When Mark Ghuneim talks about how his career got started, his first job sounds a lot like the work that’s made him one of the country’s top social media experts—first at Wiredset, his start-up that created Trendrr, and more recently at Twitter, which acquired his company in 2013.

That first job description does, after all, involve second screens and using technology to build buzz among social influencers and young people. Only Ghuneim started work in 1980, and his role was VJ at the Private Eyes nightclub on West 21st Street in Manhattan, which in its heyday aired early music videos and attracted the likes of Madonna. “Hard as it is to remember, being a VJ in New York in the early 1980s was the forefront of technology,” Ghuneim recalls with a laugh.

Since then, this music and modern art lover has never moved out of the tech avant-garde, colleagues say. In the early 1990s, Ghuneim convinced his bosses at Sony to let him launch a variety of pioneering online efforts, including some of the first artist websites and streamed concerts. “At the time, Mark was one of only a handful of people in the world of media who really believed that the Internet was going to be big,” recalls Fred Graver, Twitter creative lead, TV.

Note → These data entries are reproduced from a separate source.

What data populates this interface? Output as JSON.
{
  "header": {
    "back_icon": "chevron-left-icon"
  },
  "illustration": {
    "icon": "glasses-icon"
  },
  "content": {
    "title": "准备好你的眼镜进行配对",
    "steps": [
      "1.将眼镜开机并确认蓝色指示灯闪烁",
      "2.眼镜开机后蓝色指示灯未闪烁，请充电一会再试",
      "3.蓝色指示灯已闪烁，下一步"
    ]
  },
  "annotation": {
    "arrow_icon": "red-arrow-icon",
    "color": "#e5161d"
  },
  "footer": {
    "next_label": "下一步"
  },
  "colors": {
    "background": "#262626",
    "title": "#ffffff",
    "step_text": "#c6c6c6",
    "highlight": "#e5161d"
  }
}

That insight eventually propelled Ghuneim to the top digital job at Sony Music, running the online and emerging technologies group. But new tech trends convinced him to start his own digital services agency, Wiredset.

“It was a risky move, but I started to see the emergence of social media and knew that this was an important inflexion point,” Ghuneim recalls.

To capitalize on that, the company launched a social media analytics product in 2006 that was rebranded Trendrr in 2007.

Ghuneim began emerging as a major proponent of the power of social media. In 2009, Lisa Hsia, who is now executive VP of digital at Bravo and Oxygen Media at NBCUniversal, remembers hearing him speak at the New School.

“His talk about the power of Twitter and real-time social media really blew me away,” Hsia recalls. Those insights helped inspire Bravo’s launch of the first social TV offering in 2010, adds Hsia, who calls Ghuneim’s influence on the TV industry “huge.”

In September 2013, Twitter bought Trendrr. Ghuneim joined the company as part of a push to improve its products and simplify the way Twitter’s advertisers can tap the power of social media.

“In many ways we are still in the early days of what social media and TV are going to become,” and there remains a lot of work to be done to improve the ways TV companies use social media, explains Graver.

To that end, Ghuneim and his teams recently launched Curator, a free tool that enables users to easily incorporate tweets and vines into TV, Web and mobile content in real time.

“I like to think of it as a kind of dial-tone” for social media, providing a powerful set of tools to curate and syndicate ongoing conversations, Ghuneim says. “We want to make it dead simple to surface and use the power of social media [so TV companies] can focus on doing what they do best, producing engaging TV and narratives.”

When not evangelizing the power of social media, Ghuneim says he loves exploring photography, art and traveling with his wife, Mari Ghuneim, who last fall joined Turner’s truTV as VP of digital strategy and development.

But even at home, Ghuneim remains a curator. “My entire life has been one part collector, one part curator—and my wife would say one part Collyer brother,” he quips, referring to the legendary New York City siblings who were found dead among piles of books and other material they collected for decades. “I’m curating photo and art books, and before that toys and baseball cards and comic books,” Ghuneim says. “Luckily, we live in an old printing [building] with thick floors.”